What comprises a proper Article 13 or Article 14 notification?

Introduction

Since a few weeks prior to the coming into effect of the GDPR most of us have been receiving e-mails from banks, insurance companies, energy suppliers, retailers and so on announcing, typically a change to their privacy policy.

Some have included a link which the user is encouraged to follow in order to find out how these new changes affect him or her.

The question is whether these e-mails amount to a proper Article 13 or Article 14 notification.

Article 13

Article 13 commences thus: “Information to be provided where personal data are collected from the data subject”.

Article 13(1) provides that: “1. Where personal data relating to a data subject are collected from the data subject, the controller shall, at the time when personal data are obtained, provide the data subject with all of the following information:” and there follows a list of information to be provided.

Article 13(2) provides that: “2. In addition to the information referred to in paragraph 1, the controller shall, at the time when personal data are obtained, provide the data subject with the following further information necessary to ensure fair and transparent processing:” and there follows a list of additional information to be provided.

Article 13(3) provides that further information is to be provided where further processing is envisaged that goes beyond the processing originally proposed. This is not directly relevant to this note.

Article 13(4) provides that Article 13(1) to (3) do not apply “where and insofar as the data subject already has the information”. It is submitted that this does not only refer to the information provided by the data subject to the controller but, in addition, applies to all of the information about the processing that the controller must supply in order to comply with Articles 13(1) and 13(2).

Article 14

Article 14 commences in exactly the same terms as Article 13. Similarly, Article 14(1) and Article 14(2) use the same words prior to the list of information as Article 13(1) and Article 13(2) namely “the controller shall provide the data subject with the following information:” and “where and insofar as the data subject already has the information:”.

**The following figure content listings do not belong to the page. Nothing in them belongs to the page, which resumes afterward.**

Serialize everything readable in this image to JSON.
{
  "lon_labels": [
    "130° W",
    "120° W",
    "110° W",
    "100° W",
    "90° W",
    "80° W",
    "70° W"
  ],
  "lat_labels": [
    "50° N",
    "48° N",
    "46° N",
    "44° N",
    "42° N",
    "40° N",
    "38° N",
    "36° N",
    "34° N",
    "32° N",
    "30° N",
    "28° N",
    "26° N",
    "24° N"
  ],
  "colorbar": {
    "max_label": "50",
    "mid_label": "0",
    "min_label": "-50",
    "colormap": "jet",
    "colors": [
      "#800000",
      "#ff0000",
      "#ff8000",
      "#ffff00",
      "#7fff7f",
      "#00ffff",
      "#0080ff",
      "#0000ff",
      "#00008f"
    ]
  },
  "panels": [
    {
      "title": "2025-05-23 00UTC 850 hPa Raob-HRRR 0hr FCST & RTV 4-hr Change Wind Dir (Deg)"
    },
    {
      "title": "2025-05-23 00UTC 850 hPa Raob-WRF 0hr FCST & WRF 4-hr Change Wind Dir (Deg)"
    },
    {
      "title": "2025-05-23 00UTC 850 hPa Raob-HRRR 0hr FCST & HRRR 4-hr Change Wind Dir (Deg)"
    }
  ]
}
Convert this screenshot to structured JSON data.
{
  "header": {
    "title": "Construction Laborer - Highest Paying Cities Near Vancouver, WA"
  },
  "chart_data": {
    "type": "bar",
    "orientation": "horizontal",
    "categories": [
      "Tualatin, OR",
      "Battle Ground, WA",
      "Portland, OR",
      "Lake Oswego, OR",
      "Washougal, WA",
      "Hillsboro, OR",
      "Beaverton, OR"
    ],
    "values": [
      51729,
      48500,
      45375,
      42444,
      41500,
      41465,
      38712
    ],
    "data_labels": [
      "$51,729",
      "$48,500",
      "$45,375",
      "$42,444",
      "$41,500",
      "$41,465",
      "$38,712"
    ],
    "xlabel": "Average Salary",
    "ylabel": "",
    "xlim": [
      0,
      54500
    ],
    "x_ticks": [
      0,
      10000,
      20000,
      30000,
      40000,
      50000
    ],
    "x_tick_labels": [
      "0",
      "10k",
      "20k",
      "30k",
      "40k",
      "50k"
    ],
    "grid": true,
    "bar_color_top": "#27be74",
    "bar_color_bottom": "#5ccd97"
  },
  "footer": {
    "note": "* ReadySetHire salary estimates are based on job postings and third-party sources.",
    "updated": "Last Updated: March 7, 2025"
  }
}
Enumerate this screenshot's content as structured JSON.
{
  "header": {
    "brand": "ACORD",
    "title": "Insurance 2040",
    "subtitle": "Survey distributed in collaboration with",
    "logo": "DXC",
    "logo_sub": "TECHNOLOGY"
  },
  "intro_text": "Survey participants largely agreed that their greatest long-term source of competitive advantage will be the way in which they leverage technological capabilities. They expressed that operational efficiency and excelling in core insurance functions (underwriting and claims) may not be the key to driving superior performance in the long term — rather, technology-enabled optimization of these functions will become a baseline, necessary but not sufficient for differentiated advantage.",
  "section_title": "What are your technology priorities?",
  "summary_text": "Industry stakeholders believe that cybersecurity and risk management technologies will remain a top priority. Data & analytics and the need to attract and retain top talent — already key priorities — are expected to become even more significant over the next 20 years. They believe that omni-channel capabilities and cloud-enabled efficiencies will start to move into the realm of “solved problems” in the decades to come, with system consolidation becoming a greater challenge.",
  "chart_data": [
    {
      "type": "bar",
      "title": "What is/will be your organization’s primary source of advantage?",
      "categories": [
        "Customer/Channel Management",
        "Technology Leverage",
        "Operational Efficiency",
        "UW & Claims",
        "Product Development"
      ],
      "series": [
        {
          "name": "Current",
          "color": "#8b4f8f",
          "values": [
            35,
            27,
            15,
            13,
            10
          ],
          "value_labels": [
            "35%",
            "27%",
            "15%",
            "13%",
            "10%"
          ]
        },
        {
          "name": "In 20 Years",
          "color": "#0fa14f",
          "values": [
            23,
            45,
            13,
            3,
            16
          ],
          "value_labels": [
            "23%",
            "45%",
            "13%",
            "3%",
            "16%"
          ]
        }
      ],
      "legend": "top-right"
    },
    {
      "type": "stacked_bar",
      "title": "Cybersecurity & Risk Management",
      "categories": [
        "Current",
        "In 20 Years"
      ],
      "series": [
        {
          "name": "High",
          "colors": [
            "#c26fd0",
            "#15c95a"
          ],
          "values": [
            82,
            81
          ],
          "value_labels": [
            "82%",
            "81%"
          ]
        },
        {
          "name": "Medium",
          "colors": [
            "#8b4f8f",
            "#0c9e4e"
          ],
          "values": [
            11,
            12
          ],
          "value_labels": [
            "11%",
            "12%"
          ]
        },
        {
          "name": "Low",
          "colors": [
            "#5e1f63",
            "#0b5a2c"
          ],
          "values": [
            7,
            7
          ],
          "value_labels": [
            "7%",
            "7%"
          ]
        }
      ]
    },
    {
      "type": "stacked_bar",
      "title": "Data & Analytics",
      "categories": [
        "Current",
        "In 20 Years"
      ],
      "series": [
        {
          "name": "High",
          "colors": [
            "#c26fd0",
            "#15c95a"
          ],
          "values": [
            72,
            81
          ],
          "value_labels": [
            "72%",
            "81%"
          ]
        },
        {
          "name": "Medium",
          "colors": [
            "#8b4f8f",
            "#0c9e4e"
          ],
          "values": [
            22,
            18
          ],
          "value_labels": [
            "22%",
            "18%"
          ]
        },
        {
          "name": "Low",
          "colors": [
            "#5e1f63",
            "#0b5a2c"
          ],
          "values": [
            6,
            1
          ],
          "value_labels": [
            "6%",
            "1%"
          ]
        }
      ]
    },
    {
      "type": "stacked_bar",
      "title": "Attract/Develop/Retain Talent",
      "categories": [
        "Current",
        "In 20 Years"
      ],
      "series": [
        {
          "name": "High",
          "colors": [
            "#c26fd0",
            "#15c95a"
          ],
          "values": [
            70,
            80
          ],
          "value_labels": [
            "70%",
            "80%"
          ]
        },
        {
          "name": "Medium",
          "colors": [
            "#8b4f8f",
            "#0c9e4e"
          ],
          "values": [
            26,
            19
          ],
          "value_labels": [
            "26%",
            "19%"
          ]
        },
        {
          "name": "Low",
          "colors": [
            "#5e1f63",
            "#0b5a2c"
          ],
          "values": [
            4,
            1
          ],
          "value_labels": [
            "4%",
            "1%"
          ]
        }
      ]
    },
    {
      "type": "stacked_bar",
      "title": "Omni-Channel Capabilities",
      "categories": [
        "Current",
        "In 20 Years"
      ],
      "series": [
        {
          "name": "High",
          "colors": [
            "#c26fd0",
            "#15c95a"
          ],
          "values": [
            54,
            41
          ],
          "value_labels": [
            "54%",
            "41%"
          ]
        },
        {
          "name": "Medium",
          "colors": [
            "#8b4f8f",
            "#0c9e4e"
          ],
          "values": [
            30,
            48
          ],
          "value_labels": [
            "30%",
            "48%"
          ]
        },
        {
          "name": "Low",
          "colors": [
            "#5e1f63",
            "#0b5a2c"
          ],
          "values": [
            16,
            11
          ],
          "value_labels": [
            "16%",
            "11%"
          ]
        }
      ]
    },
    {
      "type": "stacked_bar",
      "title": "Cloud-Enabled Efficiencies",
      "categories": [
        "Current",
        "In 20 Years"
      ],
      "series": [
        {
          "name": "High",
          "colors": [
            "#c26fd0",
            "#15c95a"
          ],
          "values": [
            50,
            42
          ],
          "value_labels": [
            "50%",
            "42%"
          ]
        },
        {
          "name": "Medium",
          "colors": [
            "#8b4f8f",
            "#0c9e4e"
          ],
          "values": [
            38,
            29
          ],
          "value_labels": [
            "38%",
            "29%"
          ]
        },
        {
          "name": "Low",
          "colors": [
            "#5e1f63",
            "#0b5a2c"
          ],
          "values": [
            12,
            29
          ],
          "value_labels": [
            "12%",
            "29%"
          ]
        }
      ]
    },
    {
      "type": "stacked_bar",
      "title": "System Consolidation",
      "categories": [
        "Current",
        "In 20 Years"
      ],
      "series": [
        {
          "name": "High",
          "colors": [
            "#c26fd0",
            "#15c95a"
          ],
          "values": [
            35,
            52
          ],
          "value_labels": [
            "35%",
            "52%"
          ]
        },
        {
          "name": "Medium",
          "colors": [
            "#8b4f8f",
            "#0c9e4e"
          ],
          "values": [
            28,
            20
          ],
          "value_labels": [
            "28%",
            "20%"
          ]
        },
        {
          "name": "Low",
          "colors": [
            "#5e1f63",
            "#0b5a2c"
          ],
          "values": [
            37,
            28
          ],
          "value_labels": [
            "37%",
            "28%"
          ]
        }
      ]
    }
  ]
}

What comprises a notification?

It is submitted that the most important words in Article 13(1) and 13(2) and Article 14(1) and Article 14(2) are “shall….provide”.

It is further submitted that the word “shall” indicates that the requirement is mandatory; and the word “provide” indicates that the relevant information must be given to the data subject, rather than requiring the data subject proactively to secure the information themselves by an act of commission – which might be construed as embracing all the flaws of ‘opt-out’ consent’ and expanding their scope to the other legal bases.

It follows, therefore, that a valid Article 13 or Article 14 notice must be a document (and electronic documents are permitted) addressed to the data subject (otherwise the information cannot be provided) with all of the relevant information within it.

A link, therefore, to be followed by the data subject, cannot comply with the Article 13 or the Article 14 duty. Moreover, such a process not only requires the data subject to be connected to the internet in order to find the information but the data subject is also supposed to assimilate the information provided by the controller and determine for himself or herself how that applies to him or her.

Have they complied?

It is submitted that no purported Article 13 or Article 14 notice which is not addressed personally to the data subject can comply with the requirement. This may not be the case where the notification is provided directly to the data subject and where the data collected and its use follows a standard process for that data controller (ie the same data is collected and used in the same way for each data subject).

Further no such notice which requires the data subject to follow links and assimilate for themselves how the information on a web site apply to their personal information can possibly comply. At the least the information has not been “provided”; and in addition the requirement for the data subject to play detective to work out how their information is being used offends the fundamental requirement of clarity and transparency laid down throughout the GDPR.

So any data controller reliant on such notices has not complied with the GDPR and potentially faces claims from data subjects and/or regulatory penalties from any supervisor seized with a complaint from a data subject.

Is there a remedy?

Article 13 requires the notification to be provided at the time that the data is collected.

Article 14 requires the notification to be provided no later than one month after the data is obtained from a third party.

There is no provision in either Article 13 or Article 14 for a data controller to remedy a failure in compliance. However, it is likely in practice that a supervisory authority is likely to consider remedial compliance as being sufficient to justify a warning rather than a penalty given that the legislation has not been applicable for very long.

It is thought that there may be a honeymoon period during which supervisors will take a more relaxed view. However, with a seemingly increasing propensity for data breaches concerning a significant number of data subjects to occur, it is not likely that this honeymoon period will last for very long.

Conclusions

Few electronically provided Article 13 or Article 14 notifications are likely to have complied with the GDPR and none that are not addressed to the data subject in person or provided directly to the data subject are likely to have complied. The same applies to notifications provided in print where the data subject is required to take any additional action (such as referring to a web site) to determine the information. Under such circumstances the data subject has arguably not been provided with the information.

While there is no formal provision in the GDPR permitting a remedy of such an oversight it is suggested that the supervisory authorities are likely to be accepting of late service of a remedial notification although it is thought unlikely that this will apply once the GDPR has been applicable for a number of months.

Data controllers should review their “notifications” and remedy any defects as soon as possible. The insurers might want to consider auditing the businesses that they insure to determine whether risk has been adequately assessed.